Russia will restrict retail investors from buying foreign shares from 'unfriendly' countries that have sanctioned the nation
- Russia's central bank will start limiting access by retail investors seeking to purchase securities in companies in "unfriendly countries."
- Russia said it's aiming to minimize risks faced by retail investors as millions of them have had assets frozen because of Western sanctions.
- Brokerages will start restricting access beginning on October 1.
Russia's central bank will start putting restrictions on retail investors' purchases of securities in companies from countries that have imposed sanctions against Moscow for its war on Ukraine.
The Bank of Russia said Tuesday the move is aimed at mitigating risks for retail investors. Western sanctions led to millions of Russian investors seeing their holdings in foreign securities frozen.
Starting on October 1, brokerages will no longer execute orders from non-qualified investors to buy securities from "unfriendly countries" if their portion of a portfolio exceeds 15%, the bank said in a statement Tuesday.
The threshold will be lowered to 10% of a customer's portfolio on November 1, and to 5% on December 1. Beginning on January 1, brokers must suspend any orders from retail investors seeking to increase their stakes in foreign issuers from unfriendly countries.

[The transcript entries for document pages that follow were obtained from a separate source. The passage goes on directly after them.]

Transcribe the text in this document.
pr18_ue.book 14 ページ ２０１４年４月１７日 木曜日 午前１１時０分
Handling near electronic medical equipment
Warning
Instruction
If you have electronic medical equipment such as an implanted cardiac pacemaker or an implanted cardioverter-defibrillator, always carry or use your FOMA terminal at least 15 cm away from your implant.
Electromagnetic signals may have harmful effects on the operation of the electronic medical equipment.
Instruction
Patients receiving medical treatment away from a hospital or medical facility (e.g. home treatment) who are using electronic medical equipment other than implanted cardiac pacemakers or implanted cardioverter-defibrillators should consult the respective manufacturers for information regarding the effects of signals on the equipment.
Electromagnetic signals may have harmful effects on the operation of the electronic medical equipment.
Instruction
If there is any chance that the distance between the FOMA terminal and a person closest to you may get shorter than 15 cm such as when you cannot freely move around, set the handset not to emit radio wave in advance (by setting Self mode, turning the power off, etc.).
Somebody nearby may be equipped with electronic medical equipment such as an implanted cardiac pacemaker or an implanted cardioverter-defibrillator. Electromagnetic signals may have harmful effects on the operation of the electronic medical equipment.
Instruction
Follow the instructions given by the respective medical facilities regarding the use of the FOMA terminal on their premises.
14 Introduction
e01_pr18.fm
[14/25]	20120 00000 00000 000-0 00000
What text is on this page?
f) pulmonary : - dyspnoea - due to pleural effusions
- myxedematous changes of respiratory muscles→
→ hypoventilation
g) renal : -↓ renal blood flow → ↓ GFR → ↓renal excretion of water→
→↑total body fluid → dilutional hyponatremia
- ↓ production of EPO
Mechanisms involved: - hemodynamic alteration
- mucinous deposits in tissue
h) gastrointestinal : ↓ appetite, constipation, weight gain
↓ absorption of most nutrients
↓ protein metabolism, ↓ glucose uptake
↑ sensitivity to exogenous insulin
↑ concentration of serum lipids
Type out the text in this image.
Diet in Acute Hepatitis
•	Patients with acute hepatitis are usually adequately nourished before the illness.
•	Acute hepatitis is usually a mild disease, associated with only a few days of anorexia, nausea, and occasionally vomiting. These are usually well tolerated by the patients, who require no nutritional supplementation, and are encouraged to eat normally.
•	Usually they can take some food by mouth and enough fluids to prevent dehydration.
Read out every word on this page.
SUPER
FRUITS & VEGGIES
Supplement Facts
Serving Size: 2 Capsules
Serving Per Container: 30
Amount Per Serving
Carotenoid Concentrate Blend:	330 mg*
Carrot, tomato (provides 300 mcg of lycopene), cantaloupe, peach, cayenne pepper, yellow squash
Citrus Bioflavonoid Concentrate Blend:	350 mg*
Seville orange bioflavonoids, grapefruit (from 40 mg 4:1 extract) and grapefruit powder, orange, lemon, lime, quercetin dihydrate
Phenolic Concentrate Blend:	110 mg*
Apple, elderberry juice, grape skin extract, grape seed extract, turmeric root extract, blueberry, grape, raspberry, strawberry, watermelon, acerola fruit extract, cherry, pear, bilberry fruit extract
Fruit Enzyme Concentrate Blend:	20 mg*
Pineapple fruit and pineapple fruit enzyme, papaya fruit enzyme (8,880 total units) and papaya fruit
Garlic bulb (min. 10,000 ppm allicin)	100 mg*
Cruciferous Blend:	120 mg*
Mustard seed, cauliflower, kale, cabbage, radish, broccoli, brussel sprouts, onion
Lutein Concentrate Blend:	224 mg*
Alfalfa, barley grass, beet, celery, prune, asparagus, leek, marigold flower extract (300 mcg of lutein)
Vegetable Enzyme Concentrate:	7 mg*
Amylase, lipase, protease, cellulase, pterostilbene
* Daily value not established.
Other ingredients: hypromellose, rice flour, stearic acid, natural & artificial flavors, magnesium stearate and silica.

"This decision is aimed at minimizing the infrastructure risks faced by non-qualified investors, since foreign financial institutions maintaining the record of such securities may block the opportunity to dispose of purchased assets without any warning," the Bank of Russia said.
"Over five million investors have already become victims of such blocking. It is very difficult to protect the rights of holders of these securities after the fact, as the solution of the problem is beyond the scope of Russian jurisdiction."
As of July, 48 countries were on Russia's list of unfriendly countries including the US, European Union nations, Canada, and Japan.
Russians held roughly $14 billion in US-listed shares as of the end of March, Reuters reported, citing the central bank. The Bank of Russia had also estimated sanctions on Russia's National Settlement Depository froze access to about 320 billion rubles ($5.26 billion) in foreign shares, the report said.